Estudos da WSPA revelam porque o tratamento humanitário dos animais está no centro dos assuntos mais importantes a serem tratados na Rio+20, incluindo a segurança alimentar, a proteção ao meio ambiente e o combate à pobreza.
A embaixadora também destacou o impacto da mudança climática sobre o manejo dos animais no país, uma vez que 60% deles, que representam o sustento de muitas famílias, encontram-se em regiões áridas e semi-áridas. “O Quênia apoia plenamente o desenvolvimento de uma economia verde, como a agricultura e a produção animal sustentáveis”, acrescentou.A Representante da Missão Permanente do Quênia na ONU, embaixadora Josephine Ojiambo, vê uma relevância direta entre as preocupações acerca da sustentabilidade de seu país e os argumentos da WSPA. "As questões relativas a crise alimentar, água, animais de produção (em particular a sua saúde e bem-estar) e o impacto ambiental do manejo animal são questões importantes para o Quênia", disse Josephine.
"É realmente esclarecedor ouvir tantos aspectos sendo discutidos ao mesmo tempo, mostrando assim como o desenvolvimento sustentável está interligado", disse Juanita Castano, do Programa das Nações Unidas para o Meio Ambiente (PNUMA). "É fácil perceber como se alcança o bem-estar animal se levarmos em conta questões sociais, ambientais e econômicas”.
“A mensagem realmente faz muito sentido. É absolutamente razoável considerar os animais de produção, e devemos levar isso em consideração na Rio+20, “ disse Aeron Holtz, representante da missão do Reino Unido na ONU.
“Cuide da terra e do rebanho”
Um dos palestrantes do evento foi Will Harris, fazendeiro e proprietário da White Oaks Pastures, a maior fazenda de produção orgânica certificada do Estado da Georgia, nos EUA. O estudo sobre a White Oaks deixa claro o impacto da agricultura humanitária e sustentável como um modelo de negócio benéfico não só para o produtor e o consumidor, como também para os animais e o meio ambiente.

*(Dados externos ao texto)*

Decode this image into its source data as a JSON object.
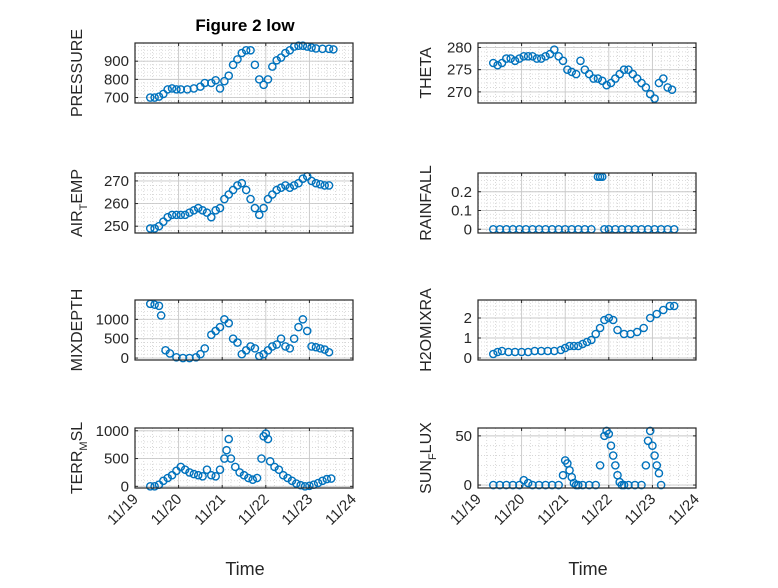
{
  "figure_title": "Figure 2 low",
  "xlabel": "Time",
  "colors": {
    "marker": "#0072BD",
    "axis": "#262626",
    "grid": "#d0d0d0",
    "background": "#ffffff"
  },
  "x_ticks": [
    "11/19",
    "11/20",
    "11/21",
    "11/22",
    "11/23",
    "11/24"
  ],
  "chart_data": [
    {
      "type": "scatter",
      "ylabel": "PRESSURE",
      "xlim": [
        "11/19",
        "11/24"
      ],
      "ylim": [
        670,
        1000
      ],
      "yticks": [
        700,
        800,
        900
      ],
      "yticklabels": [
        "700",
        "800",
        "900"
      ],
      "grid": true,
      "series": [
        {
          "x": [
            19.35,
            19.45,
            19.55,
            19.65,
            19.75,
            19.85,
            19.95,
            20.05,
            20.2,
            20.35,
            20.5,
            20.6,
            20.75,
            20.85,
            20.95,
            21.05,
            21.15,
            21.25,
            21.35,
            21.45,
            21.55,
            21.65,
            21.75,
            21.85,
            21.95,
            22.05,
            22.15,
            22.25,
            22.35,
            22.45,
            22.55,
            22.65,
            22.75,
            22.85,
            22.95,
            23.05,
            23.15,
            23.3,
            23.45,
            23.55
          ],
          "y": [
            700,
            700,
            705,
            720,
            745,
            750,
            745,
            745,
            745,
            750,
            760,
            780,
            780,
            795,
            750,
            790,
            820,
            880,
            910,
            945,
            960,
            960,
            880,
            800,
            770,
            800,
            870,
            905,
            920,
            945,
            960,
            980,
            985,
            985,
            980,
            975,
            970,
            968,
            968,
            965
          ]
        }
      ]
    },
    {
      "type": "scatter",
      "ylabel": "THETA",
      "xlim": [
        "11/19",
        "11/24"
      ],
      "ylim": [
        267.5,
        281
      ],
      "yticks": [
        270,
        275,
        280
      ],
      "yticklabels": [
        "270",
        "275",
        "280"
      ],
      "grid": true,
      "series": [
        {
          "x": [
            19.35,
            19.45,
            19.55,
            19.65,
            19.75,
            19.85,
            19.95,
            20.05,
            20.15,
            20.25,
            20.35,
            20.45,
            20.55,
            20.65,
            20.75,
            20.85,
            20.95,
            21.05,
            21.15,
            21.25,
            21.35,
            21.45,
            21.55,
            21.65,
            21.75,
            21.85,
            21.95,
            22.05,
            22.15,
            22.25,
            22.35,
            22.45,
            22.55,
            22.65,
            22.75,
            22.85,
            22.95,
            23.05,
            23.15,
            23.25,
            23.35,
            23.45
          ],
          "y": [
            276.5,
            276,
            276.5,
            277.5,
            277.5,
            277,
            277.5,
            278,
            278,
            278,
            277.5,
            277.5,
            278,
            278.5,
            279.5,
            278,
            277,
            275,
            274.5,
            274,
            277,
            275,
            274,
            273,
            273,
            272.5,
            271.5,
            272,
            273,
            274,
            275,
            275,
            274,
            273,
            272,
            271,
            269.5,
            268.5,
            272,
            273,
            271,
            270.5
          ]
        }
      ]
    },
    {
      "type": "scatter",
      "ylabel": "AIR_TEMP",
      "xlim": [
        "11/19",
        "11/24"
      ],
      "ylim": [
        247,
        273.5
      ],
      "yticks": [
        250,
        260,
        270
      ],
      "yticklabels": [
        "250",
        "260",
        "270"
      ],
      "grid": true,
      "series": [
        {
          "x": [
            19.35,
            19.45,
            19.55,
            19.65,
            19.75,
            19.85,
            19.95,
            20.05,
            20.15,
            20.25,
            20.35,
            20.45,
            20.55,
            20.65,
            20.75,
            20.85,
            20.95,
            21.05,
            21.15,
            21.25,
            21.35,
            21.45,
            21.55,
            21.65,
            21.75,
            21.85,
            21.95,
            22.05,
            22.15,
            22.25,
            22.35,
            22.45,
            22.55,
            22.65,
            22.75,
            22.85,
            22.95,
            23.05,
            23.15,
            23.25,
            23.35,
            23.45
          ],
          "y": [
            249,
            249,
            250,
            252,
            254,
            255,
            255,
            255,
            255,
            256,
            257,
            258,
            257,
            256,
            254,
            257,
            258,
            262,
            264,
            266,
            268,
            269,
            266,
            262,
            258,
            255,
            258,
            262,
            264,
            266,
            267,
            268,
            267,
            268,
            269,
            271,
            272,
            270,
            269,
            268.5,
            268,
            268
          ]
        }
      ]
    },
    {
      "type": "scatter",
      "ylabel": "RAINFALL",
      "xlim": [
        "11/19",
        "11/24"
      ],
      "ylim": [
        -0.02,
        0.3
      ],
      "yticks": [
        0,
        0.1,
        0.2
      ],
      "yticklabels": [
        "0",
        "0.1",
        "0.2"
      ],
      "grid": true,
      "series": [
        {
          "x": [
            19.35,
            19.5,
            19.65,
            19.8,
            19.95,
            20.1,
            20.25,
            20.4,
            20.55,
            20.7,
            20.85,
            21.0,
            21.15,
            21.3,
            21.45,
            21.6,
            21.75,
            21.8,
            21.85,
            21.9,
            22.0,
            22.15,
            22.3,
            22.45,
            22.6,
            22.75,
            22.9,
            23.05,
            23.2,
            23.35,
            23.5
          ],
          "y": [
            0,
            0,
            0,
            0,
            0,
            0,
            0,
            0,
            0,
            0,
            0,
            0,
            0,
            0,
            0,
            0,
            0.28,
            0.28,
            0.28,
            0,
            0,
            0,
            0,
            0,
            0,
            0,
            0,
            0,
            0,
            0,
            0
          ]
        }
      ]
    },
    {
      "type": "scatter",
      "ylabel": "MIXDEPTH",
      "xlim": [
        "11/19",
        "11/24"
      ],
      "ylim": [
        -50,
        1500
      ],
      "yticks": [
        0,
        500,
        1000
      ],
      "yticklabels": [
        "0",
        "500",
        "1000"
      ],
      "grid": true,
      "series": [
        {
          "x": [
            19.35,
            19.45,
            19.55,
            19.6,
            19.7,
            19.8,
            19.95,
            20.1,
            20.25,
            20.4,
            20.5,
            20.6,
            20.75,
            20.85,
            20.95,
            21.05,
            21.15,
            21.25,
            21.35,
            21.45,
            21.55,
            21.65,
            21.75,
            21.85,
            21.95,
            22.05,
            22.15,
            22.25,
            22.35,
            22.45,
            22.55,
            22.65,
            22.75,
            22.85,
            22.95,
            23.05,
            23.15,
            23.25,
            23.35,
            23.45
          ],
          "y": [
            1400,
            1380,
            1350,
            1100,
            200,
            120,
            20,
            0,
            0,
            20,
            100,
            250,
            600,
            700,
            800,
            1000,
            900,
            500,
            400,
            100,
            200,
            300,
            250,
            50,
            100,
            200,
            300,
            350,
            500,
            300,
            250,
            500,
            800,
            1000,
            700,
            300,
            280,
            250,
            220,
            150
          ]
        }
      ]
    },
    {
      "type": "scatter",
      "ylabel": "H2OMIXRA",
      "xlim": [
        "11/19",
        "11/24"
      ],
      "ylim": [
        -0.1,
        2.9
      ],
      "yticks": [
        0,
        1,
        2
      ],
      "yticklabels": [
        "0",
        "1",
        "2"
      ],
      "grid": true,
      "series": [
        {
          "x": [
            19.35,
            19.45,
            19.55,
            19.7,
            19.85,
            20.0,
            20.15,
            20.3,
            20.45,
            20.6,
            20.75,
            20.9,
            21.0,
            21.1,
            21.2,
            21.3,
            21.4,
            21.5,
            21.6,
            21.7,
            21.8,
            21.9,
            22.0,
            22.1,
            22.2,
            22.35,
            22.5,
            22.65,
            22.8,
            22.95,
            23.1,
            23.25,
            23.4,
            23.5
          ],
          "y": [
            0.2,
            0.3,
            0.35,
            0.3,
            0.3,
            0.3,
            0.3,
            0.35,
            0.35,
            0.35,
            0.35,
            0.4,
            0.5,
            0.6,
            0.6,
            0.6,
            0.7,
            0.8,
            0.9,
            1.2,
            1.5,
            1.9,
            2.0,
            1.9,
            1.4,
            1.2,
            1.2,
            1.3,
            1.5,
            2.0,
            2.2,
            2.4,
            2.6,
            2.6
          ]
        }
      ]
    },
    {
      "type": "scatter",
      "ylabel": "TERR_MSL",
      "xlim": [
        "11/19",
        "11/24"
      ],
      "ylim": [
        -30,
        1050
      ],
      "yticks": [
        0,
        500,
        1000
      ],
      "yticklabels": [
        "0",
        "500",
        "1000"
      ],
      "grid": true,
      "series": [
        {
          "x": [
            19.35,
            19.45,
            19.55,
            19.65,
            19.75,
            19.85,
            19.95,
            20.05,
            20.15,
            20.25,
            20.35,
            20.45,
            20.55,
            20.65,
            20.75,
            20.85,
            20.95,
            21.05,
            21.1,
            21.15,
            21.2,
            21.3,
            21.4,
            21.5,
            21.6,
            21.7,
            21.8,
            21.9,
            21.95,
            22.0,
            22.05,
            22.1,
            22.2,
            22.3,
            22.4,
            22.5,
            22.6,
            22.7,
            22.8,
            22.9,
            23.0,
            23.1,
            23.2,
            23.3,
            23.4,
            23.5
          ],
          "y": [
            0,
            0,
            30,
            100,
            150,
            200,
            280,
            350,
            300,
            250,
            220,
            200,
            180,
            300,
            200,
            180,
            300,
            500,
            650,
            850,
            500,
            350,
            250,
            200,
            150,
            120,
            150,
            500,
            900,
            950,
            850,
            450,
            350,
            300,
            200,
            150,
            100,
            50,
            20,
            0,
            10,
            30,
            60,
            100,
            130,
            140
          ]
        }
      ]
    },
    {
      "type": "scatter",
      "ylabel": "SUN_FLUX",
      "xlim": [
        "11/19",
        "11/24"
      ],
      "ylim": [
        -3,
        58
      ],
      "yticks": [
        0,
        50
      ],
      "yticklabels": [
        "0",
        "50"
      ],
      "grid": true,
      "series": [
        {
          "x": [
            19.35,
            19.5,
            19.65,
            19.8,
            19.95,
            20.05,
            20.15,
            20.25,
            20.4,
            20.55,
            20.7,
            20.85,
            20.95,
            21.0,
            21.05,
            21.1,
            21.15,
            21.2,
            21.25,
            21.3,
            21.4,
            21.55,
            21.7,
            21.8,
            21.9,
            21.95,
            22.0,
            22.05,
            22.1,
            22.15,
            22.2,
            22.25,
            22.3,
            22.35,
            22.45,
            22.6,
            22.75,
            22.85,
            22.9,
            22.95,
            23.0,
            23.05,
            23.1,
            23.15,
            23.2
          ],
          "y": [
            0,
            0,
            0,
            0,
            0,
            5,
            2,
            0,
            0,
            0,
            0,
            0,
            10,
            25,
            22,
            15,
            8,
            2,
            0,
            0,
            0,
            0,
            0,
            20,
            50,
            55,
            52,
            40,
            30,
            20,
            10,
            3,
            0,
            0,
            0,
            0,
            0,
            20,
            45,
            55,
            40,
            30,
            20,
            12,
            0
          ]
        }
      ]
    }
  ]
}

Will Harris acredita que os benefícios das boas práticas de bem-estar animal são surpreendentes: “O que fazemos tem um resultado bastante positivo do ponto de vista do bem-estar animal, da gestão ambiental e seus impactos sobre a economia. Minha família sempre cultivou um valor essencial: ‘cuide da sua terra e do seu rebanho, e eles cuidarão de você! ”
Animais de produção na agenda da Rio+20
Como parte dos preparativos para Conferência das Nações Unidas sobre Desenvolvimento Sustentável, a WSPA estabelece cinco recomendações fundamentais para a agenda da Rio+20:
O desenvolvimento de políticas para o fornecimento sustentável de alimentos;
Apoio a produtores de economias em transição;
Um número maior de pesquisas visando ao fortalecimento da agricultura sustentável e humanitária;
A diminuição gradual, até a completa eliminação, dos subsídios e dos investimentos voltados a modelos insustentáveis e desumanos.
A Gerente de Campanhas da WSPA Brasil Ingrid Eder, à frente dos preparativos para a Rio+20 no país, acredita no trabalho em conjunto com o governo para que a promoção do desenvolvimento sustentável inclua também o bem-estar dos animais de produção.
“Estamos mostrando aos governos a importância de incluir o bem-estar animal na discussão sobre a economia verde e sustentável. Países em desenvolvimento devem repensar os modelos que copiam dos países desenvolvidos: sistemas altamente intensivos e industriais que, além do impacto negativo às pessoas, são muito prejudiciais também aos animais e ao meio ambiente, destaca Ingrid.